1. Human insulin from a precursor overexpressed in the methylotrophic yeast Pichia pastoris and a simple procedure for purifying the expression product
Y Wang, Z H Liang, Y S Zhang, S Y Yao, Y G Xu, Y H Tang, S Q Zhu, D F Cui, Y M Feng Biotechnol Bioeng. 2001 Apr 5;73(1):74-9. doi: 10.1002/1097-0290(20010405)73:13.0.co;2-v.
The methylotrophic yeast Pichia pastoris, which proved successful in producing many heterologous proteins, was used to express an insulin precursor. A transformant with a high copy number of the gene integrated into the chromosome was obtained by the dot-blotting method. In high-density fermentation using a simple culture medium composed mainly of salt and methanol, the expression level reached 1.5 g/L. A simple two-step method was established to purify the expression product from the culture medium with an overall recovery of about 80%. After tryptic transpeptidation, human insulin with full receptor binding capacity and biological activity was obtained. In the presence of zinc, the recombinant human insulin could be crystallized in the rhombohedral form.
2. Cloning, expression and optimized production in a bioreactor of bovine chymosin B in Pichia (Komagataella) pastoris under AOX1 promoter
Diego Gabriel Noseda, Matías Nicolás Recúpero, Martín Blasco, Gastón Ezequiel Ortiz, Miguel Angel Galvagno Protein Expr Purif. 2013 Dec;92(2):235-44. doi: 10.1016/j.pep.2013.08.018. Epub 2013 Oct 16.
The codon sequence optimized bovine prochymosin B gene was cloned under the control of the alcohol oxidase 1 promoter (AOX1) in the vector pPIC9K and integrated into the genome of the methylotrophic yeast Pichia (Komagataella) pastoris (P. pastoris) strain GS115. A transformant clone that showed resistance to over 4 mg G418/ml and displayed the highest milk-clotting activity was selected. Cell growth and recombinant bovine chymosin production were optimized in flask cultures during methanol induction phase achieving the highest coagulant activity with low pH values, a temperature of 25°C and with the addition of sorbitol and ascorbic acid at the beginning of this period. The scaling up of the fermentation process to lab-scale stirred bioreactor using optimized conditions, allowed to reach 240 g DCW/L of biomass level and 96 IMCU/ml of milk-clotting activity. The enzyme activity corresponded to 53 mg/L of recombinant bovine chymosin production after 120 h of methanol induction. Western blot analysis of the culture supernatant showed that recombinant chymosin did not suffer degradation during the protein production phase. By a procedure that included high performance gel filtration chromatography and 3 kDa fast ultrafiltration, the recombinant bovine chymosin was purified and concentrated from fermentation cultures, generating a specific activity of 800 IMCU/Total Abs(280 nm) and a total activity recovery of 56%. This study indicated that P. pastoris is a suitable expression system for bioreactor based fed-batch fermentation process for the efficient production of recombinant bovine chymosin under methanol-inducible AOX1 promoter.
3. Secretory expression of insulin precursor in pichia pastoris and simple procedure for producing recombinant human insulin
T Xie, Q Liu, F Xie, H Liu, Y Zhang Prep Biochem Biotechnol. 2008;38(3):308-17. doi: 10.1080/10826060802165147.

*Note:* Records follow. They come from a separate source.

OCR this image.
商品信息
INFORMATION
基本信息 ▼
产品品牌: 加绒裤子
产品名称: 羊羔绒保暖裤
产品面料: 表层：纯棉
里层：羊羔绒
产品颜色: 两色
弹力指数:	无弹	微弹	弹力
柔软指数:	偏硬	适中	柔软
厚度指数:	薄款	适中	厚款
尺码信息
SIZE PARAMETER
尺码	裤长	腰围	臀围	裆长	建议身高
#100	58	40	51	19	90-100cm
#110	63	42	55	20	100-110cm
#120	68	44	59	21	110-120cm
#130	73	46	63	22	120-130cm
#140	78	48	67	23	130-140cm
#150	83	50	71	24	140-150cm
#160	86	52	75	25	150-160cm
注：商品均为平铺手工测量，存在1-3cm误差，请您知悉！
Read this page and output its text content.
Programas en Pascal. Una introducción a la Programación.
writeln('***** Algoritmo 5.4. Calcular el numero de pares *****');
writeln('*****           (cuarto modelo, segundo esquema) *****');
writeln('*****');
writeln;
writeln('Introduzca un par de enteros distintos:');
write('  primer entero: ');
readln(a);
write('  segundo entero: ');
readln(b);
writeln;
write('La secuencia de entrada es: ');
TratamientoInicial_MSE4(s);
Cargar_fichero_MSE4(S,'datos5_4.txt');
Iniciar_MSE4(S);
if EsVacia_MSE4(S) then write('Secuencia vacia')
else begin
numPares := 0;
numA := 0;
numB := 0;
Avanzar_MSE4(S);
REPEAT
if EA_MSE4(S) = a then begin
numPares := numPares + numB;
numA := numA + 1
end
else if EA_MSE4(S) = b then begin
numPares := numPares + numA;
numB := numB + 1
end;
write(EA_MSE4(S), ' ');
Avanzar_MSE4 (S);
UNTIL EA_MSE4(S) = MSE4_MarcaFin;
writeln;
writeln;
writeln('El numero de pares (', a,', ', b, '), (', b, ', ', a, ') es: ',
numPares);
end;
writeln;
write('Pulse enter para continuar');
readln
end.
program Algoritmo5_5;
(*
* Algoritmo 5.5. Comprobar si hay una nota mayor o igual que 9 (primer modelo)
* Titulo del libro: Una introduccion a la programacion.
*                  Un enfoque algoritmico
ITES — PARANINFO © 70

In this work, Pichia pastoris was applied to produce human insulin by a simple procedure. The synthesized insulin precursor (ILP) gene was inserted into pPIC9K to obtain secretary expression plasmid pPIC9K/ILP. Pichia pastoris GS115 was transformed by pPIC9K/ILP and the high expresser was screened. In a 16 L fermentor, the insulin precursor production was 3.6 g/L. Insulin precursor, purified by one-step chromatography, was converted into human insulin by transpeptidation. The yield of the processing procedure from insulin precursor to insulin reached up to 70%. In vivo assay showed that the biological activity of the produced recombinant human insulin was 28.8 U/mg.